Baca juga: Siapa Penembak Sisingamangaraja XII?
Sibarani menyerahkan lukisan Sisingamangaraja XII kepada Kolonel Rikardo Siahaan untuk diserahkan kepada Presiden Sukarno pada 10 November 1961. Namun, tidak jadi karena menunggu seorang ibu tua berusia 72 tahun, anak Sisingamangaraja XII. Dia mengaku kakak dari Lopian, putri Sisingamangaraja XII yang meninggal bersama ayahnya. Dia mengoreksi lukisan itu: bulu dada Sisingamangaraja XII tidak begitu tebal, jenggotnya tidak terlalu panjang, hidungnya harus dibesarkan sedikit, dan alis matanya terlalu tebal.

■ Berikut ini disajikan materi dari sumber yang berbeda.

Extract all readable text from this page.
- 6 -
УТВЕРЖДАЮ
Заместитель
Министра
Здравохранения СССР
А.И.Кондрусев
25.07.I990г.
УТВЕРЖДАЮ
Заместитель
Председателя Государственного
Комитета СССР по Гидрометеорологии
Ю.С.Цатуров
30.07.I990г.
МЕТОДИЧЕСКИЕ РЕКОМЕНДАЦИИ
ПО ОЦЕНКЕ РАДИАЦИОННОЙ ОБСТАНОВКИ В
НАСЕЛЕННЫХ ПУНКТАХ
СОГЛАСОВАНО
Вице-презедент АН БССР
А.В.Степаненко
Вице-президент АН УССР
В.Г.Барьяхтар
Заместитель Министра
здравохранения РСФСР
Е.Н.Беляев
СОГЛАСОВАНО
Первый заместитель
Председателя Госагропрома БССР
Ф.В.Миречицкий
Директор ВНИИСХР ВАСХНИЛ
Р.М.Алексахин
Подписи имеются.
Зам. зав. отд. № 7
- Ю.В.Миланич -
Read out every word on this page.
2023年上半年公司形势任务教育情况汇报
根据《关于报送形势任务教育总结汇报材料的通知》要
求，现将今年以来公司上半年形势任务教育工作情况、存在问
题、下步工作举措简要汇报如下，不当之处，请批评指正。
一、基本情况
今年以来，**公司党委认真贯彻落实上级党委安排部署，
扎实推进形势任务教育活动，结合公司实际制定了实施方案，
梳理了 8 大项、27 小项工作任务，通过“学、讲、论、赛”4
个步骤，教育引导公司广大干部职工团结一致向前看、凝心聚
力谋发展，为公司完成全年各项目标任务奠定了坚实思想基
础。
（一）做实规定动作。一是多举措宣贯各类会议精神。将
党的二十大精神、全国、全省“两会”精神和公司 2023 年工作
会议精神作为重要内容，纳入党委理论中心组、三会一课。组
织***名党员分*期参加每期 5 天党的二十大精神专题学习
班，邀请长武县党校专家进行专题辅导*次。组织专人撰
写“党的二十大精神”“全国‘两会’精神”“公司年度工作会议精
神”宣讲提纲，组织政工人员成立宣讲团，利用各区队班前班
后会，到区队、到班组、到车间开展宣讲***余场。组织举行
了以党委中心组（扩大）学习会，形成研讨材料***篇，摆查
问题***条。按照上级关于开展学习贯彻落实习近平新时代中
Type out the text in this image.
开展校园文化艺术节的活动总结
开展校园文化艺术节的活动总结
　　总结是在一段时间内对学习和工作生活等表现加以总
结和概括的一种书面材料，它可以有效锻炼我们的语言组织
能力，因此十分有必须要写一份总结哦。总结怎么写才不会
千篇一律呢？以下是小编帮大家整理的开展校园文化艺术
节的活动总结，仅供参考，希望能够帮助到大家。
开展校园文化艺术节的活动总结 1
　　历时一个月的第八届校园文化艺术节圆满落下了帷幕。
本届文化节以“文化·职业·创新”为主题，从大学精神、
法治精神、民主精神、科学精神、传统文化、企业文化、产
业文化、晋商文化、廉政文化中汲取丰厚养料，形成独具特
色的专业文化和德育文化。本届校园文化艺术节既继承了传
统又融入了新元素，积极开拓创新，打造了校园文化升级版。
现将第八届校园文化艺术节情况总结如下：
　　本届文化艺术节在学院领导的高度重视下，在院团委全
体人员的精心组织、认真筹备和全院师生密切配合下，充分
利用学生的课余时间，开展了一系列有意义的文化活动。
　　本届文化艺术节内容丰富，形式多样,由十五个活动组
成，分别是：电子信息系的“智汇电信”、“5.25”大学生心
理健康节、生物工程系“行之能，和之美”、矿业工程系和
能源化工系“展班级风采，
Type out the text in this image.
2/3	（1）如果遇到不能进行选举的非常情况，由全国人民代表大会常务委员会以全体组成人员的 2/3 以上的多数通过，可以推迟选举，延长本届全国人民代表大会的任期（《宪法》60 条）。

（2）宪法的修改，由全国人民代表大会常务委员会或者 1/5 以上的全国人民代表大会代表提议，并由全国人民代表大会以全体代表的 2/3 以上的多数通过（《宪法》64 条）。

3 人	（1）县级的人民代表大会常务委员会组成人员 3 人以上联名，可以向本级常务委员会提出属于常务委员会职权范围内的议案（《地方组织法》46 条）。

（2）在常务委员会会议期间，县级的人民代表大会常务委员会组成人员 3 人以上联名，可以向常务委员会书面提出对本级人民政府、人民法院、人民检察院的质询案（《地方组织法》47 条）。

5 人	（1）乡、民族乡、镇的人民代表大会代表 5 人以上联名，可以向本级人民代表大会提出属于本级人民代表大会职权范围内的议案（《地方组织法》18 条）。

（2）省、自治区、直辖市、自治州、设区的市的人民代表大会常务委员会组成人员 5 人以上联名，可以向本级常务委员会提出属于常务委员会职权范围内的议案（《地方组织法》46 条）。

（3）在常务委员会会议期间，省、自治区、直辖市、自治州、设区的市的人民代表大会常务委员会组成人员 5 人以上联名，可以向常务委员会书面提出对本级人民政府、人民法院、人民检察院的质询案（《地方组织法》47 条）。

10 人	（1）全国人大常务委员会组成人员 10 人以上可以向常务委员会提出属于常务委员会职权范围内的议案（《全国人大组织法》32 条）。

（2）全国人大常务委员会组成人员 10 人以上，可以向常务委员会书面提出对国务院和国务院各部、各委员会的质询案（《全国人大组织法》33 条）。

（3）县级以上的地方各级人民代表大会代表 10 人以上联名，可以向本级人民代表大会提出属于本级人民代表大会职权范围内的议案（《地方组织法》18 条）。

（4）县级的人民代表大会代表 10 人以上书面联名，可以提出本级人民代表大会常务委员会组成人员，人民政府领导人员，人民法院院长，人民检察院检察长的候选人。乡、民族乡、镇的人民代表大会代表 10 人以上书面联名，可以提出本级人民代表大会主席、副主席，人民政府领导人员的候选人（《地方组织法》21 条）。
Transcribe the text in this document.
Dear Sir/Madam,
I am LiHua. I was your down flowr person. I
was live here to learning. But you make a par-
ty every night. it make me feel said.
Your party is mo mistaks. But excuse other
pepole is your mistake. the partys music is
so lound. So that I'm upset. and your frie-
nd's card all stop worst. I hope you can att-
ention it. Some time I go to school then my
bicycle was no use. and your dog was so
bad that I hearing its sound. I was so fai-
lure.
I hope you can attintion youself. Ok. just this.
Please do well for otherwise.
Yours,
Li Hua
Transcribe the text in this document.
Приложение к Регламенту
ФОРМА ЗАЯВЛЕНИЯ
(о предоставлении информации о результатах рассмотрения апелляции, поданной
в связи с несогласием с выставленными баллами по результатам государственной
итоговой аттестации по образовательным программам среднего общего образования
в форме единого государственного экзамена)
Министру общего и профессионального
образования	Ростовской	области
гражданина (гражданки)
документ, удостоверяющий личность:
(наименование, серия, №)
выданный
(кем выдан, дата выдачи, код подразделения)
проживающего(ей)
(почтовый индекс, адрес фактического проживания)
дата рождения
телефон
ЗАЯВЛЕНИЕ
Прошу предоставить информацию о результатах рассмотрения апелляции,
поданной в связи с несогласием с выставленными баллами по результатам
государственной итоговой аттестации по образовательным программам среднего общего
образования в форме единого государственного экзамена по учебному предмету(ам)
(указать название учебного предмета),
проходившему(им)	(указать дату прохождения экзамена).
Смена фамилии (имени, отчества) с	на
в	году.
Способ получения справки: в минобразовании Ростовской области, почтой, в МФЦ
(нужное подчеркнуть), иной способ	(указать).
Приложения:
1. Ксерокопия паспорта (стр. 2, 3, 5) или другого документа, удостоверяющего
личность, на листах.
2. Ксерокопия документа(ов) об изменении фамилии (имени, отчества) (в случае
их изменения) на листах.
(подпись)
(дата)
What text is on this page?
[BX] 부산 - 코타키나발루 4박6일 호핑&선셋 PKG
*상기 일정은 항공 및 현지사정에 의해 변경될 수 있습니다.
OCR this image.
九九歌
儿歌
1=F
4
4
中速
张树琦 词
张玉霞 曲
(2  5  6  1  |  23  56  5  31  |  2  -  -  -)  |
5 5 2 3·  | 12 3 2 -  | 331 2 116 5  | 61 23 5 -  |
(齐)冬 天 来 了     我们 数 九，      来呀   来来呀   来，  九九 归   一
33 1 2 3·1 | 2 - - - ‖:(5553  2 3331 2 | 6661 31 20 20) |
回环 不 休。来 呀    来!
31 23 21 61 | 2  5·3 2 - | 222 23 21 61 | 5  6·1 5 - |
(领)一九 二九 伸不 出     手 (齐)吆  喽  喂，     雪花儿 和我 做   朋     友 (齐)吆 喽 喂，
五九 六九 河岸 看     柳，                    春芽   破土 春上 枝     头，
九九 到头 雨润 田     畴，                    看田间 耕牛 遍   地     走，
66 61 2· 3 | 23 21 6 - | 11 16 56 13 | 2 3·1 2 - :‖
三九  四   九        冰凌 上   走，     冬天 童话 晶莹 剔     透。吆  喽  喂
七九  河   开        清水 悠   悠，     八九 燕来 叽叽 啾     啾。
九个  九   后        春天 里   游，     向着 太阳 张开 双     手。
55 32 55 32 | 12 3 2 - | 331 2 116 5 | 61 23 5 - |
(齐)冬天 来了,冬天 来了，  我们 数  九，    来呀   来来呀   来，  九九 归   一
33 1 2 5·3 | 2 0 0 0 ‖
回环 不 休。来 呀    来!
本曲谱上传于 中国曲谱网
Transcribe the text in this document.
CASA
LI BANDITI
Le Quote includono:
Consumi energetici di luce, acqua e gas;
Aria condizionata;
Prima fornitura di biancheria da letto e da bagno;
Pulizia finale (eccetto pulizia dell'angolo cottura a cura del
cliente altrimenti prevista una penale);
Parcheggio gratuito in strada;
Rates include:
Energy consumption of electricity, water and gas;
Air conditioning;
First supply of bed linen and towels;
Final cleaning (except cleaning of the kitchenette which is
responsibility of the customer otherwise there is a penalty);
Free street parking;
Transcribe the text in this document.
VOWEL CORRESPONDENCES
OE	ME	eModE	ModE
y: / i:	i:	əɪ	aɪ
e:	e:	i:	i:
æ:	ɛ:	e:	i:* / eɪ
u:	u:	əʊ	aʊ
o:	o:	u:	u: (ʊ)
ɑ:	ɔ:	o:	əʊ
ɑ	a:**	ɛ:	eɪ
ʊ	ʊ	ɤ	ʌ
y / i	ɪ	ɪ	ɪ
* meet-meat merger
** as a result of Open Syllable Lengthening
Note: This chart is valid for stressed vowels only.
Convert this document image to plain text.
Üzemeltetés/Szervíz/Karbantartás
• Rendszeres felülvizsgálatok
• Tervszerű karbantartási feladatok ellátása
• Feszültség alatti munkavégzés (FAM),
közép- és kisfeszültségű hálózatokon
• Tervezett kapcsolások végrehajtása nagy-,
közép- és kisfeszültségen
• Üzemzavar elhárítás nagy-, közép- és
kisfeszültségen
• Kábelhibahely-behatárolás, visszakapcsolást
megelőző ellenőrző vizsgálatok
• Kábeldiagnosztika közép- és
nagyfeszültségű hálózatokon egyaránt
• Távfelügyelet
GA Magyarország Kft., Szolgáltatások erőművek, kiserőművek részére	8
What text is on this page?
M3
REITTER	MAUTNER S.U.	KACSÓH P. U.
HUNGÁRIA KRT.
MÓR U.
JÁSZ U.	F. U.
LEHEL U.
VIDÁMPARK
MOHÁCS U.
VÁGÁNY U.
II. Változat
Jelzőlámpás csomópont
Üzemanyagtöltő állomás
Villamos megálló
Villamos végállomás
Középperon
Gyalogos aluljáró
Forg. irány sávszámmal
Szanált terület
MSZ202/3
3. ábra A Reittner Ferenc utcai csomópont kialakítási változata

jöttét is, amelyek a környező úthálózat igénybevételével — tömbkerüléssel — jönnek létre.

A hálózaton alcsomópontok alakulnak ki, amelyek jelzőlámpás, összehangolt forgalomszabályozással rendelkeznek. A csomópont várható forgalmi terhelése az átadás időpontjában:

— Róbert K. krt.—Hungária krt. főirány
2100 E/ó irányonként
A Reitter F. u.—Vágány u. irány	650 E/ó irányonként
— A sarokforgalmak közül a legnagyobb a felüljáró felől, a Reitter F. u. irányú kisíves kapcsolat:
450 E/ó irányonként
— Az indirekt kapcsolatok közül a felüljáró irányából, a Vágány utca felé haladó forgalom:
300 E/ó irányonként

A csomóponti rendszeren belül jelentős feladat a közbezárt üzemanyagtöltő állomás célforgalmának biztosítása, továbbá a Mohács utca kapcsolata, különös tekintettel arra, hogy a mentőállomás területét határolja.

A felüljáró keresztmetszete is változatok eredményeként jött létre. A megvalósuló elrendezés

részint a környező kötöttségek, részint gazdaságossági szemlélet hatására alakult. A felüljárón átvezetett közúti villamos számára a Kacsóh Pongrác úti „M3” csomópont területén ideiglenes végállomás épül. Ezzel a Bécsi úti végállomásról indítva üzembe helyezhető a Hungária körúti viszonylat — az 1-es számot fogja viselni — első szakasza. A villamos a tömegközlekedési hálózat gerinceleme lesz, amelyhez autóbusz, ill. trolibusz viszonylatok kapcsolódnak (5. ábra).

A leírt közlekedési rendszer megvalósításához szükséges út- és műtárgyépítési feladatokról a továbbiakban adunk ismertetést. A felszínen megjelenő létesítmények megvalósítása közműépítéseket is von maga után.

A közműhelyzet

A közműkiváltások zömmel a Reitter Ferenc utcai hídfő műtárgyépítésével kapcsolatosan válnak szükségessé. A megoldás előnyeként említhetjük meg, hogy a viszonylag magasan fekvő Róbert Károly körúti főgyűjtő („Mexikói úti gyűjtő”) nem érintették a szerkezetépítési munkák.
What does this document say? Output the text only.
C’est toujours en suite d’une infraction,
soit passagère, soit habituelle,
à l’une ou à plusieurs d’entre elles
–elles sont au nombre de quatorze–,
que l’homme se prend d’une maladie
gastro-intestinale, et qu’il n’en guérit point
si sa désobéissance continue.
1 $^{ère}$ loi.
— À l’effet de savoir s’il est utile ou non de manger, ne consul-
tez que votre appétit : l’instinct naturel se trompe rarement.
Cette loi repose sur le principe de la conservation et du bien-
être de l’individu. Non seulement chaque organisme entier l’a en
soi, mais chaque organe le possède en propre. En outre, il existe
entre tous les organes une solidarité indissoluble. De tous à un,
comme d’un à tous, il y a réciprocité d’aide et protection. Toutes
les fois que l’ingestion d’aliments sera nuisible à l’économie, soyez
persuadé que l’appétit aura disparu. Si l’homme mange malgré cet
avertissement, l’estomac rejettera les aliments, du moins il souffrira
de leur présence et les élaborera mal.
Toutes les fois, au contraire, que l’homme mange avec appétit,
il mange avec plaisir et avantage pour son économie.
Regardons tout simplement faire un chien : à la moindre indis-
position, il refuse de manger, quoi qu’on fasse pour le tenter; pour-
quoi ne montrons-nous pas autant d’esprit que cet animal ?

Dia meminta Sibarani untuk mengubah lukisannya sebelum diserahkan kepada Presiden Sukarno.
“Besoknya lukisan itu saya ubah lagi hingga lukisan Sisingamangaraja XII yang berdiri tegak memegang tongkat itu pun selesai,” kata Sibarani.
Anggota panitia, tokoh-tokoh terkemuka sipil dan militer dan keluarga keturunan Sisingamangaraja XII menghadiri upacara penyerahan lukisan Sisingamangaraja XII kepada Presiden Sukarno di Istana Negara pada Desember 1961. Ketika lukisan itu diserahkan kepada Sukarno, ibu tua itu berteriak “Among (ayah)” lalu pingsan.
Baca juga: Cerita di Balik Gambar Sunan Kalijaga
“Semua tokoh yang memiliki hubungan kekeluargaan dengan Sisingamangaraja XII menandatangani suatu pernyataan bahwa mereka mengakui lukisan Sisingamangaraja yang saya buat,” kata Sibarani. “Tapi sayang, ini semua tidak dapat saya hadiri sebagai pelukisnya karena saya tidak berada di Jakarta. Saya sedang berada di Medan menghadiri perayaan hari ulang tahun ibu saya.”